The Blue-Green Deployment is one of the application release models. The challenge of bringing software from the final stage of testing to live production without downtime is part of continuous delivery. Every second spend in downtime lose money in the operation. This technique aims to reduce downtime and risks during the deployment.
In Blue-Green Deployment, the transition to the new version of the app is gradual. The blue represents an old version of the service.
When we want to deploy a new version, a.k.a. green, we create a new environment close to production and deploy our new version into it.
After testing and making sure the green is working correctly, we route all traffic to the new version.
When we fully transfer the traffic to the new version, we can destroy or recycle the old blue instances. However, we might prefer to keep the blue service for a while to revert if we face problems with the new green one. One of the continuous delivery goals is bringing the code to production as fast as possible with low risk. It means that the rollback is necessary in case if things go south. When we discover the green version is broken, it's easy to roll back to the blue version.

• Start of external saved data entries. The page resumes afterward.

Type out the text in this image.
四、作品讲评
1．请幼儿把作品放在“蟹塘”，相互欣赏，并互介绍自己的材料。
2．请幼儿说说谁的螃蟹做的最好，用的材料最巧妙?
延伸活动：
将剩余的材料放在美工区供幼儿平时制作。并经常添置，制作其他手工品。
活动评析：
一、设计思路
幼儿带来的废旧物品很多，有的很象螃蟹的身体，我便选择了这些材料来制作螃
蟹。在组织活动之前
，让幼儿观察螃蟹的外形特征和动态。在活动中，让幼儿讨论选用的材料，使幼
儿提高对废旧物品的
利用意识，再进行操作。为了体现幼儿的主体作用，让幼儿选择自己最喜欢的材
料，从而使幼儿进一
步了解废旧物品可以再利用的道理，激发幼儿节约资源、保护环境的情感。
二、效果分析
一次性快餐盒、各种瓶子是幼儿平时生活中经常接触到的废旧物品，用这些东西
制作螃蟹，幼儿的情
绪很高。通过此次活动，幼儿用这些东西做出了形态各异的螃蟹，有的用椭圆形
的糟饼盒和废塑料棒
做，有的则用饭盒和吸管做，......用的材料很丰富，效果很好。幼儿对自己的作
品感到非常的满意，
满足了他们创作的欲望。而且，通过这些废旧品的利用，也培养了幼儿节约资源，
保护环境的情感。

The blue-green deployment comes with the challenge of handling the database and persistence layer between two easily switchable environments. We can manage this by separating database schema deployment from service deployment. We can deploy the new database schema and migrate the data to the new schema in a blue environment. Once everything is successful, we can switch the service from blue to green.
When we would like to have instant rollout and rollback, blue-green deployment is a good strategy. However, it requires more resources. Both green and blue have to be deployed to the separate but identical environment at the same time. Also, testing the new version with proper tests requires more effort and planning. If the application is stateful, routing all traffic to the latest version is problematic.
Blue Green Deployment vs. Canary Deployment
Canary Releases are slightly different than Blue Green Deployments. In Canary Deployment, we create a new version and deploy it to production while keeping the existing version. After the deployment is successful, the latest version starts to get only a small percentage of the traffic, such as 10-20%. If there is no problem with the new version, we can route all traffic to the latest version.
Resource-wise, both deployment methods require two environments. In Blue-Green Deployment, we test the new version with many tests and route 100% of the traffic afterward. In Canary Deployment, instead of routing 100%, we send a canary to the new cave, 10% of the traffic. If canary is alive, we go all in. We test the latest version with production traffic in Canary Deployment.
Blue Green Deployment vs. Rolling Deployment
In Rolling Deployment, the main difference is we have one environment instead of two, like in Blue Green. We deploy the new version to the same environment but slowly updating the nodes (or instances) one by one once they pass the health check.